The main thrust of the Government's argument appears to be that the petitioner is in this district "voluntarily"; that is, that the Army is not compelling him to remain here. I do not find that argument persuasive. The fact that the Army has not exercised its authority to remove the petitioner from this district and has permitted him to remain in Milwaukee at his request does not mean that the petitioner is not "in custody" of the Army in this district.
The Government maintains that the petitioner is in custody in Indiana. In my view, such a conclusion is simply contrary to the facts of this case. The only possible reason for viewing the petitioner as "in custody" in Indiana is that the headquarters of the United States Army Reserve Components Personnel Center is in Indiana. On the other hand, as noted, almost all the contacts between the Army and the petitioner have taken place in Milwaukee, Wisconsin, the petitioner resides in Milwaukee, the respondent is in Milwaukee, and the petitioner is under orders to report for active duty in Milwaukee.

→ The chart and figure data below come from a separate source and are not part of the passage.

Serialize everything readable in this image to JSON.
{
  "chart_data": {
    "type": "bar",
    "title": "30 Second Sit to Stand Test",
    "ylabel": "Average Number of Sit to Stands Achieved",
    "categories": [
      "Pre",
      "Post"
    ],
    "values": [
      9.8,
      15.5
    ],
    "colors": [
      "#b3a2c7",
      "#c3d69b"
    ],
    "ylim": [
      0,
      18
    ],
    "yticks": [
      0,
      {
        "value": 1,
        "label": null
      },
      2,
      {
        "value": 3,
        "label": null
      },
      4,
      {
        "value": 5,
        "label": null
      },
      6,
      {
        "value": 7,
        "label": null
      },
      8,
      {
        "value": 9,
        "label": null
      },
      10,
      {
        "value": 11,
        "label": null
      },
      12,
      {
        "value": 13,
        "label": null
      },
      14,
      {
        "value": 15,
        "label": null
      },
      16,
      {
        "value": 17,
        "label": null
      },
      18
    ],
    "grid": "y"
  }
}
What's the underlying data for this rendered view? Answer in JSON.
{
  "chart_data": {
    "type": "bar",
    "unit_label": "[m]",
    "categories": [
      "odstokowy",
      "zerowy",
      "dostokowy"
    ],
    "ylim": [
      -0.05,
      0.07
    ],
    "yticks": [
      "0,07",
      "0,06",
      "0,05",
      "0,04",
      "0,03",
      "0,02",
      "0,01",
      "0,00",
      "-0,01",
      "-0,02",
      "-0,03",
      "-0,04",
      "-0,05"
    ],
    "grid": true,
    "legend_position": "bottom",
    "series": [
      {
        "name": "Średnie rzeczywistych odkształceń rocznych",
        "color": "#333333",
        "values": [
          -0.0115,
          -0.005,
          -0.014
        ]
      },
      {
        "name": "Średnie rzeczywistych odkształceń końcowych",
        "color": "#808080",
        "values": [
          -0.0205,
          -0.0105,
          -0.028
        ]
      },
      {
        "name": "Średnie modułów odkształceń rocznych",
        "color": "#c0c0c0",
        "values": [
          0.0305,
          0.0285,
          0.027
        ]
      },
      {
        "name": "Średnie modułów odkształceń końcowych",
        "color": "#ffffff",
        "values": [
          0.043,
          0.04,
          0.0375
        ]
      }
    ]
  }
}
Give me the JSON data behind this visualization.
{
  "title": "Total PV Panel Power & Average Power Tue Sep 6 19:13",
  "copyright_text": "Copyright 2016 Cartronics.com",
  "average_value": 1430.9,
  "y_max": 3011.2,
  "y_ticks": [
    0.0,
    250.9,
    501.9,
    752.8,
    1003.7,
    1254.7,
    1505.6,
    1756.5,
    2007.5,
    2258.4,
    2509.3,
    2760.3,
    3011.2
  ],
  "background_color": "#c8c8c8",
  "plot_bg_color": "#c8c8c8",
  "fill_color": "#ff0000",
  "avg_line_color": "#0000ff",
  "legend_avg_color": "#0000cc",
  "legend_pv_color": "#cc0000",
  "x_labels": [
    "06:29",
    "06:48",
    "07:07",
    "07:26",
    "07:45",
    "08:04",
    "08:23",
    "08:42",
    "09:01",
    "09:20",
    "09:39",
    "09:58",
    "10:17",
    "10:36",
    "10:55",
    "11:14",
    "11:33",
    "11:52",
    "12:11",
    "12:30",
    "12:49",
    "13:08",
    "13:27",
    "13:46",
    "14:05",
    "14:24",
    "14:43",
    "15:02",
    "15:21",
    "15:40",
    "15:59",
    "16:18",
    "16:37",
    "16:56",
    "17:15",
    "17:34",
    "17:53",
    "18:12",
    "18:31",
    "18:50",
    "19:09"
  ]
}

The instant case is distinguishable from the case of United States ex rel. Rudick v. Laird, 412 F.2d 16 (2d Cir. 1969). In Rudick, the petitioner was on leave from his duty station at Ford Ord, California, and was under orders to report to the United States Army Overseas Replacement Center at Oakland, California, approximately two weeks later. While on leave, he filed a petition for writ of habeas corpus in the Southern District of New York. Rather than suing his commanding officer where he was stationed, the petitioner, in Rudick, was suing the Secretary of the Army and the Secretary of Defense in a New York court. The Rudick court found that no person having custody of the petitioner could be found in the territorial jurisdiction of the court. In this case, however, the petitioner is suing his commanding officer in Milwaukee, Wisconsin, where all the contacts between the petitioner and the Army have taken place. There is no problem here with finding a custodian within the court's jurisdiction. The petitioner has named the commanding officer of the United States Army Recruiting Command in Milwaukee, Major Sheehan. It is through this commanding officer at this station in Milwaukee, Wisconsin, that the Army has exercised its control over the petitioner.
I have considered the other cases cited in the Government's brief with regard to its contention that jurisdiction is properly in Indiana and not in this court, and I have found them to be either inapplicable or not controlling upon this court and unpersuasive. The Government has not argued that practical considerations or the interests of justice in any way militate toward viewing the petitioner as "in custody" in Indiana.
Cf. United States ex rel. Keefe v. Dulles, 94 U.S.App.D.C. 381, 222 F.2d 390 (1954); United States ex rel. McGowan v. New York State Division of Parole, 239 F. Supp. 622 (S.D.N.Y. 1965); United States ex rel. O'Hare v. Eichstaedt, 285 F. Supp. 476 (N.D.Cal. 1967); United States ex rel. Conrad v. Laird, 318 F. Supp. 1329 (E.D.Wis., Jan. 27, 1970).
In light of the facts of this case, the conclusion is inescapable that the petitioner is "in custody" in this district and that, therefore, the requirements of Title 28, United States Code, § 2241, are met in that regard.
See also Strait v. Laird, 3 SSLR 3152, No. C 70 751 (N.D.Cal., June 24, 1970); United States ex rel. Lohmeyer v. Laird, 318 F. Supp. 94 (D.Md., May 20, 1970); Donigian v. Laird, 308 F. Supp. 449 (D.Md. 1969): Nason v. Secretary of the Army, 304 F. Supp. 422 (D.Mass. 1969).
Therefore, on the basis of the foregoing and the entire record herein,
It is adjudged and ordered that the present petition for writ of habeas corpus is properly brought in this judicial district and that this United States District Court has the requisite jurisdiction to consider it.